Слабая личность / человек, как источник проблем

В 1924 году С.Т. Шацкий вспоминал школьные наблюдения своего детства:

«Маленький чиновник завидует, старается скрыть неудачи, подличает, подделывается всячески под вкус начальства. Он практик - поэтому религиозен, суеверен. Он горд тем, что начальство потрепало его, любя, за уши, он жаждет дозволенного успеха. «Система» действует пока превосходно.

Но маленький чиновник не совсем Молчалин. У него есть «своё», оставшееся от раннего детства, стыдливое, никому не нужное, есть своё, не казённое, самолюбие, своя поэзия, свои порывы. Где жизнь даёт ему возможность поверить себе? Где сумеет он упражнять те способности, которые наиболее ценны в его натуре, в ком найдет отклик и сочувствие?

«Система» делает его себялюбцем. Страх пропитывает всё его существо, мучает и не может возбуждать желания освободиться от него.

Маленький гражданин, ревностно выполняющий тот долг, который ему предписан, требует награды и иногда чувствует себя обиженным, тайно протестует и даже критикует.

В конце года он на сравнительной высоте успеха: его «переводят» во второй класс, ему вручают «похвальный лист» за отличные успехи и поведение. […]


«Не один только дух службы усвоил и уловил тринадцатилетний мальчик: дух этот был дух формы, и усвоение не составляло весь метод работы. Усваивать формы - значило запоминать их всеми способами. Он запоминал формы печати учебника Янчина; ему легко было представить себе и страницу, и рисунок, и даже верхнюю или нижнюю строчку, где напечатан город, мыс, перешеек, горный узел Гиндукуш.

Этот же метод он применял и к истории, и к алгебре.

Из-за него он так пострадал на экзамене: он помнил формулу, но при решении задачи не понял, что она нужна именно в данном случае. Этот же способ применялся и в латинских и в греческих экстемпоралях - везде нужно было вспомнить правила в их точной форме. Но формы не были гибки и жизненны, трудно поддавались применению, да и дело было «чужое». Единственно, на что приходилось надеяться, - на случай и на работу памяти, она и изощрялась непомерно и только в конце концов и ценилась. Впоследствии это и привело к немалым внутренним и внешним конфликтам.

Усвоенный за три года формальный метод молодой педант применил к своему «постыдному» малышу-брату. В его трактовке он получил характер издевательства.

 

Не был ли прав юный педагог и в этом случае?
- Ну скажи мне, мой друг, как по-немецки страх?
Страх, это будет... - белесый, с длинным лицом и крошечными глазками купеческий сын Костромин произносит трудное слово старательно, но по-русски - фурхт.
- Не фурхт, а фурьхт.
- Фуркт.
- Повтори фурьхт пять раз.
- Фурь-рь-хт, фурьхт, - начинает осторожно с усилием выламывать свой язык бедный Костромин, не сводя глаза с Лаврентия.
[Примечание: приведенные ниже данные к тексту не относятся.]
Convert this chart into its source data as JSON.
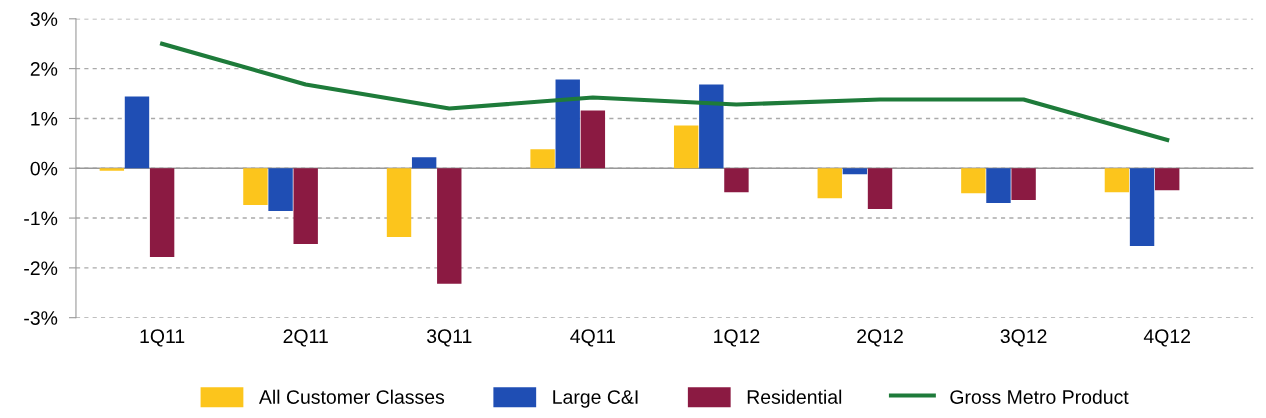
{
  "chart_data": {
    "type": "bar",
    "categories": [
      "1Q11",
      "2Q11",
      "3Q11",
      "4Q11",
      "1Q12",
      "2Q12",
      "3Q12",
      "4Q12"
    ],
    "series": [
      {
        "name": "All Customer Classes",
        "color": "#fcc51c",
        "values": [
          -0.05,
          -0.74,
          -1.38,
          0.38,
          0.86,
          -0.6,
          -0.5,
          -0.48
        ]
      },
      {
        "name": "Large C&I",
        "color": "#1f4eb4",
        "values": [
          1.44,
          -0.86,
          0.22,
          1.78,
          1.68,
          -0.12,
          -0.7,
          -1.56
        ]
      },
      {
        "name": "Residential",
        "color": "#8b1a42",
        "values": [
          -1.78,
          -1.52,
          -2.32,
          1.16,
          -0.48,
          -0.82,
          -0.64,
          -0.44
        ]
      },
      {
        "name": "Gross Metro Product",
        "type": "line",
        "color": "#1e7b3a",
        "values": [
          2.5,
          1.68,
          1.2,
          1.42,
          1.28,
          1.38,
          1.38,
          0.57
        ]
      }
    ],
    "ylim": [
      -3,
      3
    ],
    "yticks": [
      {
        "value": -3,
        "label": "-3%"
      },
      {
        "value": -2,
        "label": "-2%"
      },
      {
        "value": -1,
        "label": "-1%"
      },
      {
        "value": 0,
        "label": "0%"
      },
      {
        "value": 1,
        "label": "1%"
      },
      {
        "value": 2,
        "label": "2%"
      },
      {
        "value": 3,
        "label": "3%"
      }
    ],
    "grid": "y",
    "legend": "bottom"
  }
}
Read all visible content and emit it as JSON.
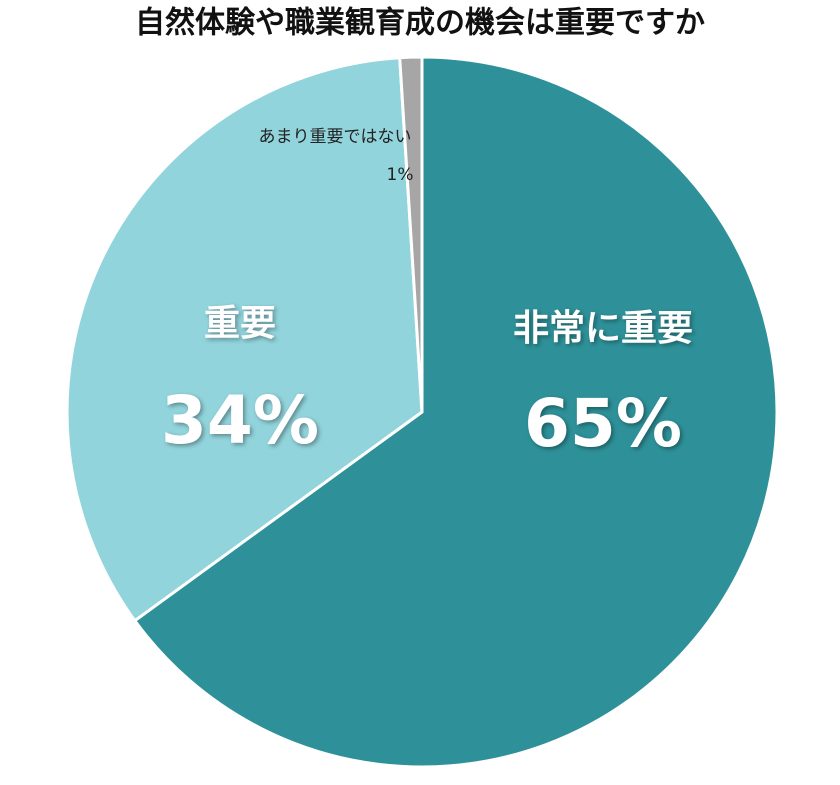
{
  "chart_data": {
    "type": "pie",
    "title": "自然体験や職業観育成の機会は重要ですか",
    "categories": [
      "非常に重要",
      "重要",
      "あまり重要ではない"
    ],
    "values": [
      65,
      34,
      1
    ],
    "value_labels": [
      "65%",
      "34%",
      "1%"
    ],
    "colors": [
      "#2e9199",
      "#92d4dc",
      "#a6a6a6"
    ]
  }
}
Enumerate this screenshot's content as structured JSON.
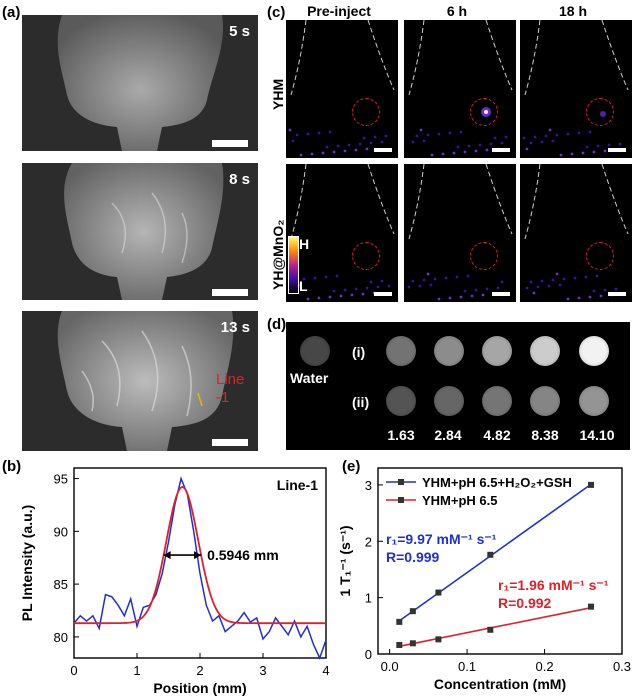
{
  "panel_a": {
    "label": "(a)",
    "frames": [
      {
        "time": "5 s"
      },
      {
        "time": "8 s"
      },
      {
        "time": "13 s"
      }
    ],
    "line_label": "Line\n-1"
  },
  "panel_b": {
    "label": "(b)"
  },
  "panel_c": {
    "label": "(c)",
    "columns": [
      "Pre-inject",
      "6 h",
      "18 h"
    ],
    "rows": [
      "YHM",
      "YH@MnO₂"
    ],
    "colorbar_high": "H",
    "colorbar_low": "L"
  },
  "panel_d": {
    "label": "(d)",
    "water_label": "Water",
    "row_labels": [
      "(i)",
      "(ii)"
    ],
    "concentrations": [
      "1.63",
      "2.84",
      "4.82",
      "8.38",
      "14.10"
    ],
    "row_i_brightness": [
      0.45,
      0.55,
      0.65,
      0.8,
      0.95
    ],
    "row_ii_brightness": [
      0.33,
      0.4,
      0.46,
      0.52,
      0.58
    ],
    "water_brightness": 0.28
  },
  "panel_e": {
    "label": "(e)"
  },
  "chart_data": [
    {
      "type": "line",
      "panel": "(b)",
      "xlabel": "Position (mm)",
      "ylabel": "PL Intensity (a.u.)",
      "xlim": [
        0,
        4
      ],
      "ylim": [
        78,
        96
      ],
      "xticks": [
        "0",
        "1",
        "2",
        "3",
        "4"
      ],
      "yticks": [
        "80",
        "85",
        "90",
        "95"
      ],
      "annotation_line": "Line-1",
      "annotation_fwhm": "0.5946 mm",
      "series": [
        {
          "color": "#1f2fd6",
          "x": [
            0,
            0.1,
            0.2,
            0.3,
            0.4,
            0.5,
            0.6,
            0.7,
            0.8,
            0.9,
            1.0,
            1.1,
            1.2,
            1.3,
            1.4,
            1.5,
            1.6,
            1.7,
            1.8,
            1.9,
            2.0,
            2.1,
            2.2,
            2.3,
            2.4,
            2.5,
            2.6,
            2.7,
            2.8,
            2.9,
            3.0,
            3.1,
            3.2,
            3.3,
            3.4,
            3.5,
            3.6,
            3.7,
            3.8,
            3.9,
            4.0
          ],
          "y": [
            81.3,
            82.0,
            81.5,
            82.0,
            80.8,
            84.0,
            83.8,
            83.0,
            82.0,
            83.6,
            81.0,
            82.8,
            83.0,
            84.0,
            86.0,
            89.0,
            92.5,
            95.0,
            93.5,
            90.0,
            86.0,
            83.0,
            81.5,
            82.0,
            80.5,
            81.0,
            81.5,
            82.3,
            81.4,
            81.8,
            79.8,
            80.5,
            81.8,
            81.0,
            80.2,
            81.5,
            80.0,
            81.0,
            79.3,
            78.0,
            79.7
          ]
        },
        {
          "color": "#e0202a",
          "kind": "gaussian_fit",
          "baseline": 81.3,
          "peak": 94.2,
          "center": 1.72,
          "fwhm_mm": 0.5946
        }
      ]
    },
    {
      "type": "scatter",
      "panel": "(e)",
      "xlabel": "Concentration (mM)",
      "ylabel": "1 T₁⁻¹ (s⁻¹)",
      "xlim": [
        -0.015,
        0.3
      ],
      "ylim": [
        0,
        3.3
      ],
      "xticks": [
        "0.0",
        "0.1",
        "0.2",
        "0.3"
      ],
      "yticks": [
        "0",
        "1",
        "2",
        "3"
      ],
      "legend_position": "top",
      "series": [
        {
          "name": "YHM+pH 6.5+H₂O₂+GSH",
          "color": "#1f2fd6",
          "x": [
            0.0125,
            0.03,
            0.063,
            0.13,
            0.26
          ],
          "y": [
            0.57,
            0.76,
            1.09,
            1.76,
            3.0
          ],
          "r1": "r₁=9.97 mM⁻¹ s⁻¹",
          "R": "R=0.999"
        },
        {
          "name": "YHM+pH 6.5",
          "color": "#e0202a",
          "x": [
            0.0125,
            0.03,
            0.063,
            0.13,
            0.26
          ],
          "y": [
            0.16,
            0.19,
            0.26,
            0.43,
            0.84
          ],
          "r1": "r₁=1.96 mM⁻¹ s⁻¹",
          "R": "R=0.992"
        }
      ]
    }
  ]
}
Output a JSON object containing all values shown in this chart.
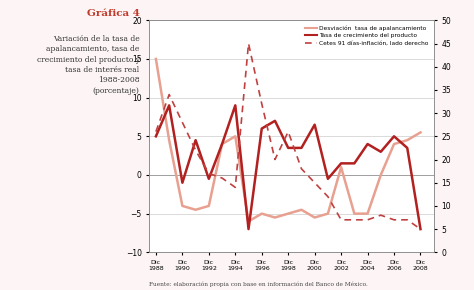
{
  "title": "Gráfica 4",
  "subtitle_lines": [
    "Variación de la tasa de",
    "apalancamiento, tasa de",
    "crecimiento del producto y",
    "tasa de interés real",
    "1988-2008",
    "(porcentaje)"
  ],
  "source": "Fuente: elaboración propia con base en información del Banco de México.",
  "x_labels": [
    "Dic-1988",
    "Dic-1990",
    "Dic-1992",
    "Dic-1994",
    "Dic-1996",
    "Dic-1998",
    "Dic-2000",
    "Dic-2002",
    "Dic-2004",
    "Dic-2006",
    "Dic-2008"
  ],
  "x_values": [
    1988,
    1989,
    1990,
    1991,
    1992,
    1993,
    1994,
    1995,
    1996,
    1997,
    1998,
    1999,
    2000,
    2001,
    2002,
    2003,
    2004,
    2005,
    2006,
    2007,
    2008
  ],
  "desviacion": [
    15,
    4.5,
    -4,
    -4.5,
    -4,
    4,
    5,
    -6,
    -5,
    -5.5,
    -5,
    -4.5,
    -5.5,
    -5,
    1,
    -5,
    -5,
    0,
    4,
    4.5,
    5.5
  ],
  "tasa_crecimiento": [
    5,
    9,
    -1,
    4.5,
    -0.5,
    4,
    9,
    -7,
    6,
    7,
    3.5,
    3.5,
    6.5,
    -0.5,
    1.5,
    1.5,
    4,
    3,
    5,
    3.5,
    -7
  ],
  "cetes": [
    26,
    34,
    28,
    22,
    17,
    16,
    14,
    45,
    32,
    20,
    26,
    18,
    15,
    12,
    7,
    7,
    7,
    8,
    7,
    7,
    5
  ],
  "ylim_left": [
    -10,
    20
  ],
  "ylim_right": [
    0,
    50
  ],
  "yticks_left": [
    -10,
    -5,
    0,
    5,
    10,
    15,
    20
  ],
  "yticks_right": [
    0,
    5,
    10,
    15,
    20,
    25,
    30,
    35,
    40,
    45,
    50
  ],
  "color_desviacion": "#e8a090",
  "color_tasa": "#b22020",
  "color_cetes": "#c04040",
  "legend_labels": [
    "Desviación  tasa de apalancamiento",
    "Tasa de crecimiento del producto",
    "Cetes 91 días-inflación, lado derecho"
  ],
  "background_color": "#fdf5f5",
  "title_color": "#c0392b",
  "grid_color": "#cccccc"
}
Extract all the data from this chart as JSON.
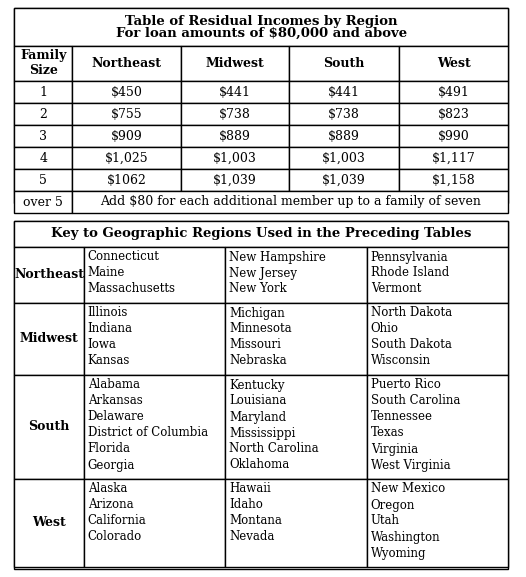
{
  "table1_title1": "Table of Residual Incomes by Region",
  "table1_title2": "For loan amounts of $80,000 and above",
  "table1_headers": [
    "Family\nSize",
    "Northeast",
    "Midwest",
    "South",
    "West"
  ],
  "table1_rows": [
    [
      "1",
      "$450",
      "$441",
      "$441",
      "$491"
    ],
    [
      "2",
      "$755",
      "$738",
      "$738",
      "$823"
    ],
    [
      "3",
      "$909",
      "$889",
      "$889",
      "$990"
    ],
    [
      "4",
      "$1,025",
      "$1,003",
      "$1,003",
      "$1,117"
    ],
    [
      "5",
      "$1062",
      "$1,039",
      "$1,039",
      "$1,158"
    ],
    [
      "over 5",
      "Add $80 for each additional member up to a family of seven",
      "",
      "",
      ""
    ]
  ],
  "table2_title": "Key to Geographic Regions Used in the Preceding Tables",
  "table2_regions": [
    "Northeast",
    "Midwest",
    "South",
    "West"
  ],
  "table2_data": {
    "Northeast": [
      [
        "Connecticut",
        "New Hampshire",
        "Pennsylvania"
      ],
      [
        "Maine",
        "New Jersey",
        "Rhode Island"
      ],
      [
        "Massachusetts",
        "New York",
        "Vermont"
      ]
    ],
    "Midwest": [
      [
        "Illinois",
        "Michigan",
        "North Dakota"
      ],
      [
        "Indiana",
        "Minnesota",
        "Ohio"
      ],
      [
        "Iowa",
        "Missouri",
        "South Dakota"
      ],
      [
        "Kansas",
        "Nebraska",
        "Wisconsin"
      ]
    ],
    "South": [
      [
        "Alabama",
        "Kentucky",
        "Puerto Rico"
      ],
      [
        "Arkansas",
        "Louisiana",
        "South Carolina"
      ],
      [
        "Delaware",
        "Maryland",
        "Tennessee"
      ],
      [
        "District of Columbia",
        "Mississippi",
        "Texas"
      ],
      [
        "Florida",
        "North Carolina",
        "Virginia"
      ],
      [
        "Georgia",
        "Oklahoma",
        "West Virginia"
      ]
    ],
    "West": [
      [
        "Alaska",
        "Hawaii",
        "New Mexico"
      ],
      [
        "Arizona",
        "Idaho",
        "Oregon"
      ],
      [
        "California",
        "Montana",
        "Utah"
      ],
      [
        "Colorado",
        "Nevada",
        "Washington"
      ],
      [
        "",
        "",
        "Wyoming"
      ]
    ]
  },
  "bg_color": "#ffffff",
  "border_color": "#000000",
  "header_bg": "#ffffff",
  "text_color": "#000000"
}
Мы переводили глаза с одного на другого.
- Опять фурхт. Повтори ещё десять раз.
Снова начинает ломать свой неповоротливый язык бедняга, но не выдерживает напряжения и опять слышится роковой грубый и даже не фурхт а ... фрухт.
Лаврентий вздрагивает, яростно чешет синим карандашом около уха, хочет закричать, но сдерживается и тихо говорит:
- Повтори, мой друг, сначала пятьдесят раз.
Костромин впивается глазами в багровое лицо учителя и, растягивая звуки, выдавливает из себя бесконечные нежные фурьхты. Он, видимо, наладился.
Лаврентий успокаивается. Дело подходит к концу. Но, очевидно, он успокоился напрасно: в самом конце снова срывается и взбешенный чех назначает ему написать это слово 500 раз и писать вообще до той поры, пока не скажет подряд без запинки 10 раз ненавистное фурьхт.
Помогли бедняге мы, прозвав его нежным именем «фурьхта». Так он и привык.

«Говорят, что Александр Великий родился в ту самую ночь, когда безумный грек Герострат, желая увековечить свое имя в истории, сжег великолепный храм Дианы Эфресской».

«Пылкий Антоний попал в сети египетской царицы Клеопатры».

Эти две фразы из «маленького» Иловайского, приспособившего историю для нашего возраста, вспоминаются мне как драгоценные перлы нашего учения.

«Когда родился Александр Великий?» - спрашивает «вразбивку» после отвеченного урока мой враг, историк.

- Это когда безумный грек Герострат... «Ну ладно, - прерывает он меня, - затвердил», - и очередная четвёрка с минусом оценивает мои исторические познания».

Шацкий С.Т., Дорогой исканий / Работа для будущего, М., «Просвещение», М., 1989 г., с. 38 и 43-44.